Folha de S. Paulo


Cinema Novo de novo

A espetacular retrospectiva do Cinema Novo na Cinemateca Brasileira, em São Paulo, deveria ter filas na porta. A qualidade dos 53 filmes deixa o Brasil muito melhor na fita do que realmente somos. Corra, porque vai até 14 de junho. Não tem filas. E é de graça!

Martin Scorsese é um grande fã de Glauber Rocha. O cineasta americano mostra os filmes do brasileiro a atores e fotógrafos com quem trabalha para "libertá-los do sistema". E nossos cineastas? Quando viu "Terra em Transe" no MoMA, em Nova York, seguido de aplausos de 20 minutos, Scorsese ficou muito impactado. Seu filme preferido do cineasta baiano é "O Dragão da Maldade Contra o Santo Guerreiro", prêmio de Melhor Diretor em Cannes em 1968, que ele vive revendo e mostrando às pessoas.

O Cinema Novo segue novo, como se vê na atualidade e na beleza dos filmes feitos há quase 50 anos. E desconhecido. Ele sempre foi difícil e dificultador. Seu sucesso artístico (e fracasso comercial) implodiu a viabilidade do cinema brasileiro. Todo mundo queria ser Glauber, e um cinema não se constrói com Glaubers, é liderado por eles.

Glauber liderava o cinema e o debate sobre o cinema, que naquela época existia. Mas foi forçado ao exílio e à morte precoce, em 1981, com 42 anos.

Imagine o que estaria dizendo e fazendo hoje no Brasil e no cinema brasileiro. As leis de incentivo e a nova reserva de mercado na TV, reforçadas pelas facilidades tecnológicas, fizeram explodir a produção de filmes, séries, programas, sites. A quantidade traz capacitação técnica, mas não trouxe ainda qualidade. Quantos grandes filmes foram produzidos pelo cinema brasileiro nas últimas décadas? Quantas obras-primas?

A baixa ambição artística dos cineastas atuais, formados num país que trata telenovelas como arte, é oposta à postura épica de qualquer cinemanovista. Por isso, a mostra na Cinemateca é um colírio em preto e branco para os olhos, oportunidade rara de ver obras-primas históricas em película, na tela grande. Novas cópias de "Esse Mundo é Meu", de Sérgio Ricardo, um lindo poema musical fotografado primorosamente por Dib Luft, e "O Bravo Guerreiro", de Gustavo Dahl, foram produzidas especialmente para a mostra.
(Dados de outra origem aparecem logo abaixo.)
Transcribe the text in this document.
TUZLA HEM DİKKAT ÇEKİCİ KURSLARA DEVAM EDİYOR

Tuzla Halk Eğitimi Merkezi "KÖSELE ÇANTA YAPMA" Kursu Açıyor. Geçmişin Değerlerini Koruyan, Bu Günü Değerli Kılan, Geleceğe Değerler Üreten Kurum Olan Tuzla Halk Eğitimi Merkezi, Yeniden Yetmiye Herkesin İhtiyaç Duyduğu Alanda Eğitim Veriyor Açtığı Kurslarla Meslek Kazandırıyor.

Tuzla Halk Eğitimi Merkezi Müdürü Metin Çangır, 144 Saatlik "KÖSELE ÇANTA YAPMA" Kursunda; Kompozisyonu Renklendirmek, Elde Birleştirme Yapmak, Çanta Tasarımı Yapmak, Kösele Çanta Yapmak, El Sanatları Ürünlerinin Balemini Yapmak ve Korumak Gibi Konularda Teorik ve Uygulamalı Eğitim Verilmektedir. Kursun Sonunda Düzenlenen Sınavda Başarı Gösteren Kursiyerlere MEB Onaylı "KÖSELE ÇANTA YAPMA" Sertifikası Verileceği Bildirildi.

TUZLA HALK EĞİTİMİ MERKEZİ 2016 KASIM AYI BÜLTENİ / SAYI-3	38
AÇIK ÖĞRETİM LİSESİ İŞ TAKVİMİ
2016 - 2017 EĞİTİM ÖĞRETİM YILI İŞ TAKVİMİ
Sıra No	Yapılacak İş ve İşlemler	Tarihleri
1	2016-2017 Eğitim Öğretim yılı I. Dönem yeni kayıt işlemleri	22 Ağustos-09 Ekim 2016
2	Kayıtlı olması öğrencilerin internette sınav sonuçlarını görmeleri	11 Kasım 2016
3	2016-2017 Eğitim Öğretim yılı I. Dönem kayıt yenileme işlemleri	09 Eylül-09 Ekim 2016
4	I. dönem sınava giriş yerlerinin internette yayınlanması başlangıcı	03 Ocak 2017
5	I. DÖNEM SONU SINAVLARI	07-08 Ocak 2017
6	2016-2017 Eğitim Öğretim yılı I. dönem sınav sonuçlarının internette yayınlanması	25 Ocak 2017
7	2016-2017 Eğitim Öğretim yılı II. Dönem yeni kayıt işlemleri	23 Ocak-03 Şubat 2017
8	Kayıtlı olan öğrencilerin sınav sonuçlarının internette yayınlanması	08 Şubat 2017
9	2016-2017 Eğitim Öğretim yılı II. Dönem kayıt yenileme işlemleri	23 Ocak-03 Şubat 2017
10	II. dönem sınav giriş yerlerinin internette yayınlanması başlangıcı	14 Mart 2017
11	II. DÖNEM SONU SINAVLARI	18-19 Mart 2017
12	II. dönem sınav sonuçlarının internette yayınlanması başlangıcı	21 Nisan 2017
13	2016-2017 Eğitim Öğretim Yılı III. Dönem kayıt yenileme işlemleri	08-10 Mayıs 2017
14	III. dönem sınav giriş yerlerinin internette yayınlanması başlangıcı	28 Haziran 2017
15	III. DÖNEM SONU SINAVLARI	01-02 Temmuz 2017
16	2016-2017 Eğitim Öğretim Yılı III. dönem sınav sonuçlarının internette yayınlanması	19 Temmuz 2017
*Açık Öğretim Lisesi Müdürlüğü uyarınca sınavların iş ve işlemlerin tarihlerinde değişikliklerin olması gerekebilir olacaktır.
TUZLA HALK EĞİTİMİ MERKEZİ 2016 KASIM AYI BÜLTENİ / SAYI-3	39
A cinemateca, mergulhada em demorada crise de gestão e ameaçada por cortes cegos de verba, apresenta com os filmes exposição de objetos e documentos valiosos de seu acervo sobre a produção do Cinema Novo, como roteiros de Glauber com instruções de filmagem, pôsteres icônicos, fotos de produção. Um tesouro.

Quase todo o Glauber está presente. Revi "Terra em Transe" e, como Scorsese, fiquei transtornado. Começa com um "travelling" em direção a José Lewgoy com solo de bateria de trilha sonora, exatamente como em "Birdman", Oscar de melhor filme este ano.

O filme de Glauber, de 1967, que narra as desilusões de um intelectual de esquerda que se envolve com políticos cafajestes e oportunistas, ainda ecoa, atualíssimo, com interpretações impressionantes e expressionistas de atores como Jardel Filho, Paulo Autran, e a incrível Anecy Rocha, irmã do cineasta, também morta trágica e precocemente.

"Eu sou um homem de esquerda", grita Paulo Gracindo, para gargalhada de Paulo Autran, que retruca, com cara de lunático: "Pela harmonia universal dos infernos chegaremos a uma civilização". Puro Glauber. Puro Brasil.

Uma intensidade que não se vê hoje em nosso cinema. Em nossa arte. E como faz falta.